Applying the human-centred design (HCD) approach to healthcare is a recent innovation that should be credited for changing the most lives in the developing world. This is in the opinion of Melinda Gates, who describes HCD as “Meeting people where they are and really taking their needs and feedback into account”. Viewing ‘innovation’ from this design perspective seems especially relevant to healthcare, which is (or should be) essentially about people.
Most problems in healthcare are found ‘in the field’ and are directly experienced (and created!) by people in the system. Enabling the people who feel the pain to participate in the design process and to contribute their own ideas and insights about what innovations could really help to overcome their problems is at the core of Human-Centered Design and is the basis for the idea of Inclusive Healthcare Innovation.
We expect these approaches to bring more realistic understanding of the challenges people encounter in the ‘whole system’ of their lives. For instance, introducing a great medical innovation at a clinic might not produce the better health outcomes we expect if people don’t have transport to get there! Truly ‘inclusive’ innovation is not the same as the ‘participatory’ approaches practiced in the past (when the main focus was on bringing stakeholders together). Inclusive innovation requires iteration and interaction, so that the hard questions can be refined from each learning experience (success or ‘failure’) and potential solutions can be discussed and prototyped ‘in the field’. This demands shifts in organisational culture within our healthcare system, but it feels like now the time is right for this.
Inclusive healthcare innovation can build new problem-solving competencies over time.
For individuals in the system who share this journey, the experience of how to make their own ideas happen can inspire them to continue persevering and iterating proactive ways of engaging with and fixing the system ‘from the inside out’.

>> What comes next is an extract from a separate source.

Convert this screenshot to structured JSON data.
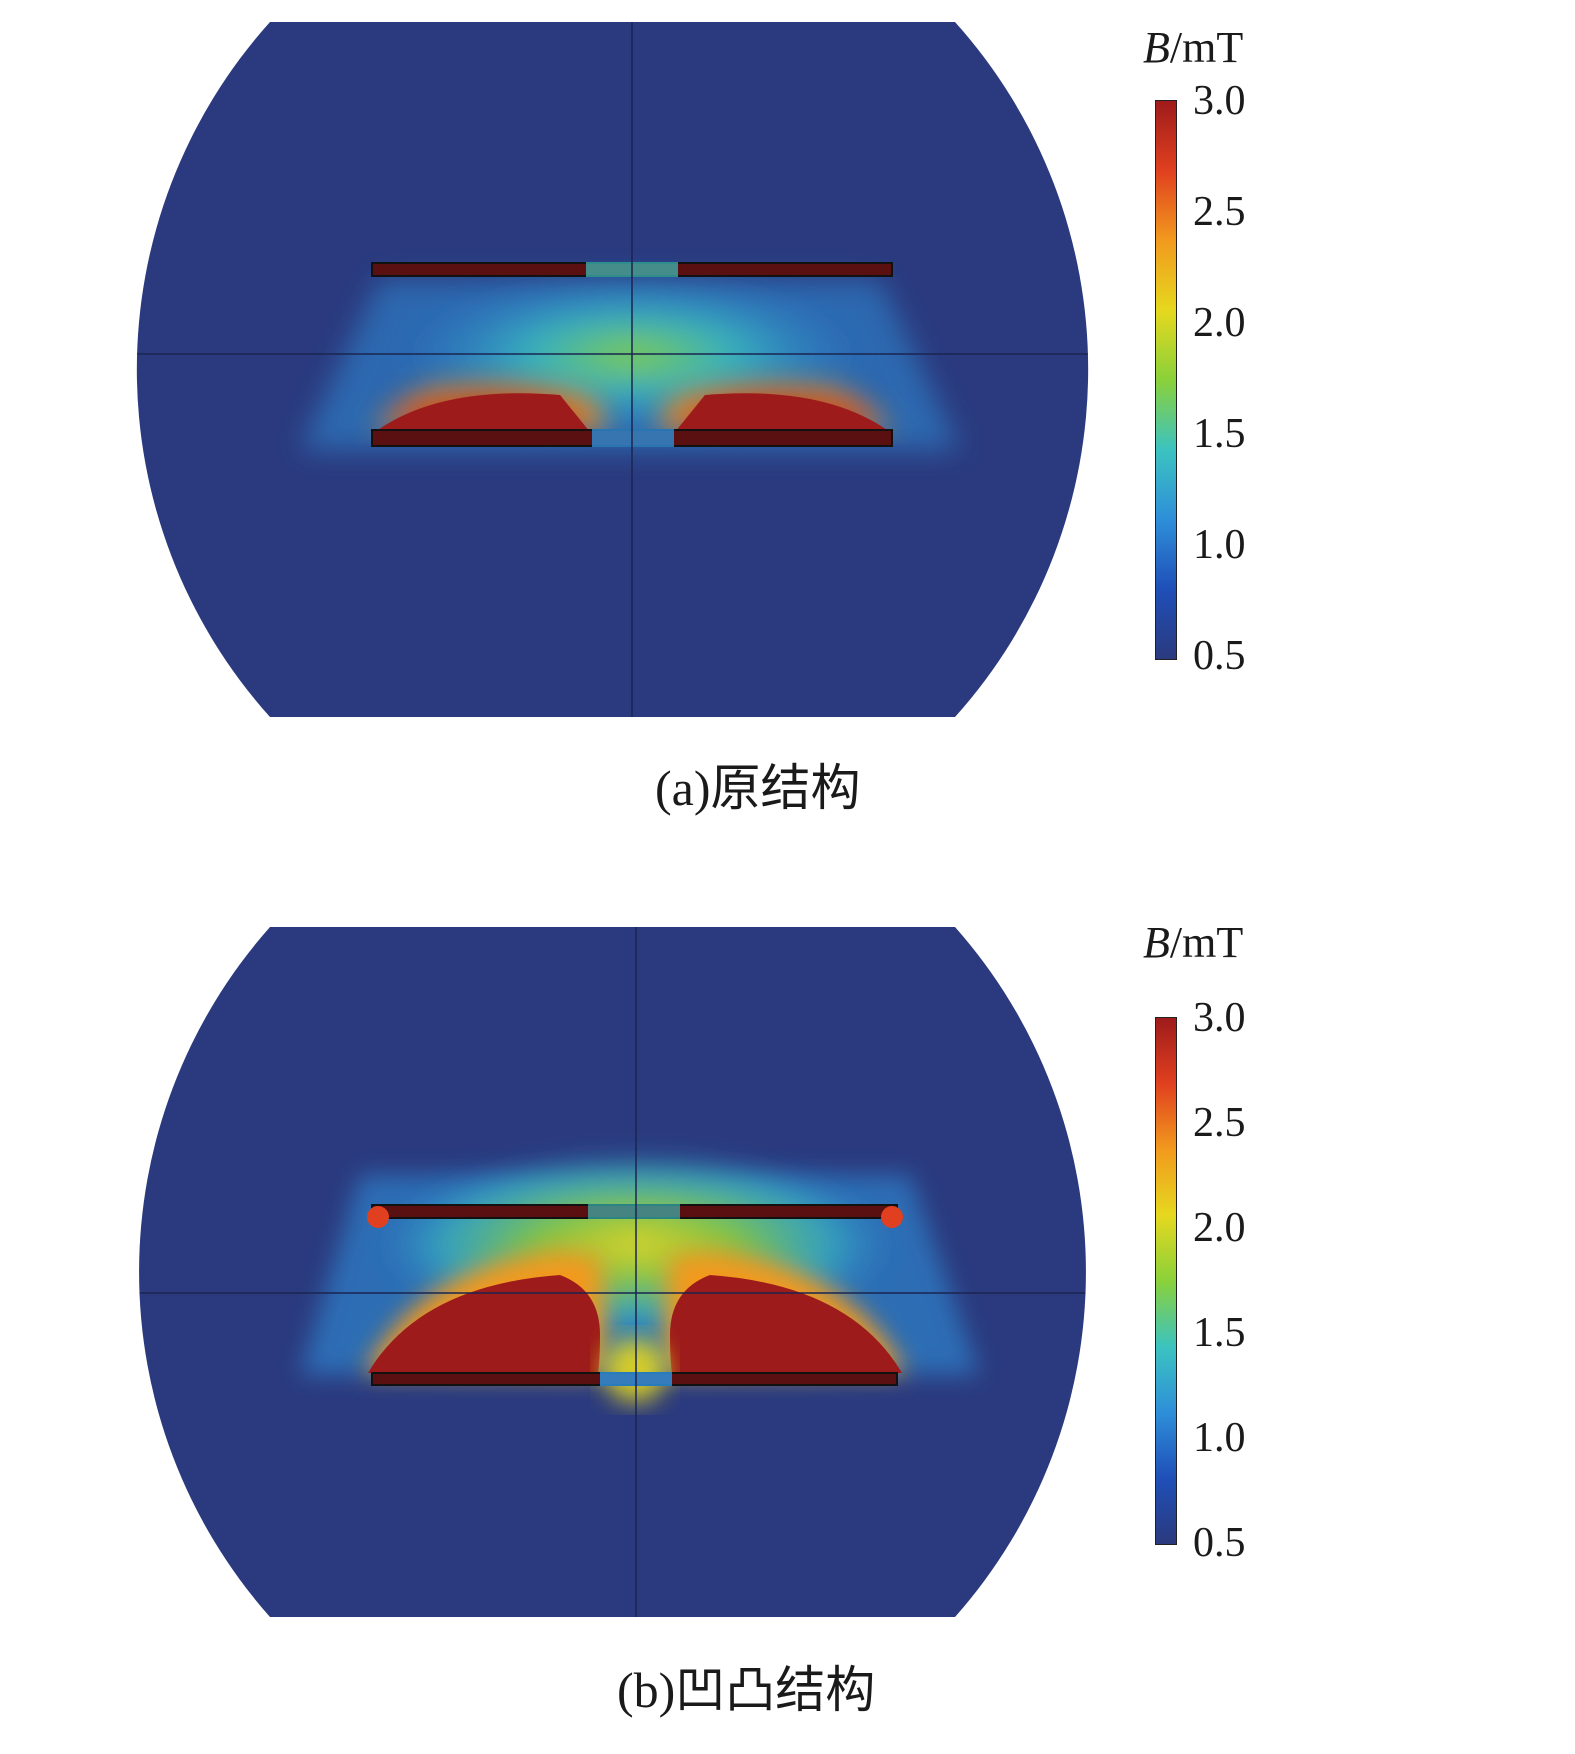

We should be pragmatic about the cumulative effect of solving ‘small’ problems (such as how to make healthcare more efficient and effective) through incremental innovations and improvements over time. This is where Human-centred Design excels, with its emphasis on iterated observation, ideation and testing.
But we should also dream big, to re-imagine healthcare by tackling the biggest challenges in our current systems. This needs radical innovations that are unlikely to come from Human-centred Design processes. Radical Innovation comes from changes in either technology or meaning (Norman & Verganti, 2012). Inventors and tinkerers produce technology innovations and we can admire the genius of their inventions, when these give us (sometimes unexpected) new solutions. However, meaning-driven innovation has the potential to be driven through research and by creating the spaces for people to explore new meanings and interpretations that can give rise to fundamentally different ways of perceiving the possible solutions.
With all the information we now have available at our fingertips and the means to connect to highly qualified ‘solvers’ from all over the world, we should find problem-solving through these various forms of design and innovation becoming more routine.
But finding the most relevant and critical problems to tackle will remain the real challenge to innovators. ‘Crowdsourcing’ and ‘open innovation’ have become buzzwords for these more inclusive approaches to design and innovation, so how about crowdsourcing problems and new meanings, not (just) technological solutions?
I am part of a small University of Cape Town team preparing the first annual Health Innovators Review that will be published in January 2014. Our current review focuses mainly on what pioneering South African innovators/solvers have achieved. A worthwhile focus for the future could be to find much more innovative ways of the surfacing better insights from more people into the real problems that millions experience. So the thousands of creative solvers - including designers and innovators locally and globally, can start to work on these problems in much more systematic and connected ways!
This could be a relevant role for the Inclusive Healthcare Innovation initiative I am helping to build at the University of Cape Town. Based at an academic institution, this could serve as a connector of people, ideas, meanings, problems and ways of solving these.